Prove $f(x) \in f(A) \implies x \in A$ if $f$ is injective and $b \in B \implies f^{-1}(b) \in f^{-1}(B)$ if $f$ is surjective

Question

Let $f: X \to Y$ a function. Let $A \subseteq X, \ B \subseteq Y.$

Prove $f(x) \in f(A) \implies x \in A$ if $f$ is injective and $b \in B \implies f^{-1}(b) \in f^{-1}(B)$ if $f$ is surjective.

Proof:

• Suppose $x_1 \in A, \ x_2 \in X – A$ s.t. $x_1 \ne x_2$. By definition of $f$ we have $f(x_1), f(x_2) \in f(A)$ and since $f$ is injective $f(x_1) \ne f(x_2).$ This shows(?) every element in $f(A)$ has a preimage in $A$?

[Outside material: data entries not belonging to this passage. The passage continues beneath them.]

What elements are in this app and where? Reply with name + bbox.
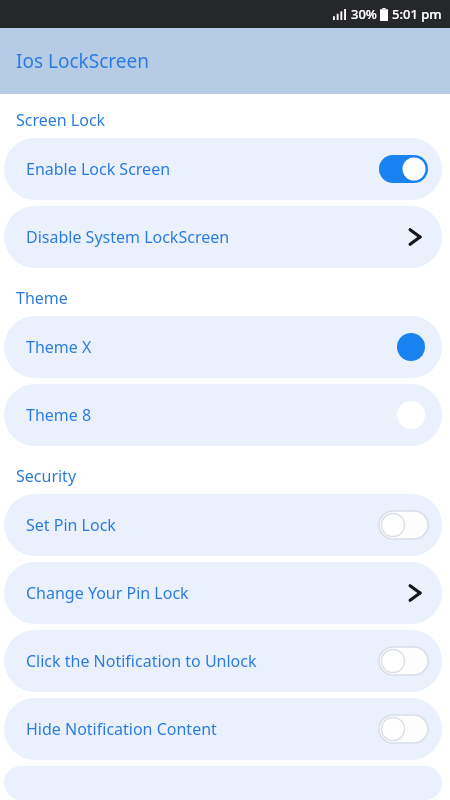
- staticText: Enable Lock Screen: [26, 158, 379, 180]
- button[interactable]: Toggle off: [379, 715, 428, 743]
- staticText: Theme 8: [26, 404, 394, 426]
- button[interactable]: Toggle off: [379, 647, 428, 675]
- staticText: 5:01 pm: [392, 5, 442, 23]
- button[interactable]: Toggle off: [379, 511, 428, 539]
- button[interactable]: Set Pin Lock: [4, 494, 442, 556]
- button[interactable]: Enable Lock Screen: [4, 138, 442, 200]
- staticText: Security: [16, 465, 77, 487]
- button[interactable]: Theme 8: [4, 384, 442, 446]
- button[interactable]: Toggle on: [379, 155, 428, 183]
- button[interactable]: Open: [398, 222, 428, 252]
- staticText: Change Your Pin Lock: [26, 582, 398, 604]
- button[interactable]: Selected theme: [394, 333, 428, 361]
- button[interactable]: Theme X: [4, 316, 442, 378]
- staticText: Hide Notification Content: [26, 718, 379, 740]
- staticText: Disable System LockScreen: [26, 226, 398, 248]
- button[interactable]: Unselected theme: [394, 401, 428, 429]
- staticText: 30%: [351, 5, 377, 23]
- staticText: Theme X: [26, 336, 394, 358]
- staticText: Ios LockScreen: [16, 48, 149, 74]
- button[interactable]: Open: [398, 578, 428, 608]
- staticText: Screen Lock: [16, 109, 106, 131]
- button[interactable]: Change Your Pin Lock: [4, 562, 442, 624]
- staticText: Set Pin Lock: [26, 514, 379, 536]
- button[interactable]: Disable System LockScreen: [4, 206, 442, 268]
- staticText: Theme: [16, 287, 68, 309]
- staticText: Click the Notification to Unlock: [26, 650, 379, 672]
- button[interactable]: Click the Notification to Unlock: [4, 630, 442, 692]
- button[interactable]: Hide Notification Content: [4, 698, 442, 760]
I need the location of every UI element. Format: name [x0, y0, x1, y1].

• Suppose $f$ is surjective. Then for any $b \in B$, there's $x \in X$. Since $f^{-1}(B) \subseteq X$, every element in $B$ must have a preimage in $f^{-1}(B).$

Does the proof above make sense? If not, what can I change to fix it? Is there a better way? Thanks.

Answer 1

Assume that $f(x) \in f(A)$. By definition there exists an $a\in A$ such that $f(x)=f(a)$. If $f$ is injective, we conclude that $x=a$ and thus $x\in A$.

For the second statement, assume that $b\in B$ and assume that $f$ is bijective (otherwise $f^{-1}$ is not defined). Note that $f(f^{-1}(b))=b\in B$. It follows that $f^{-1}(b)\in f^{-1}(B)$.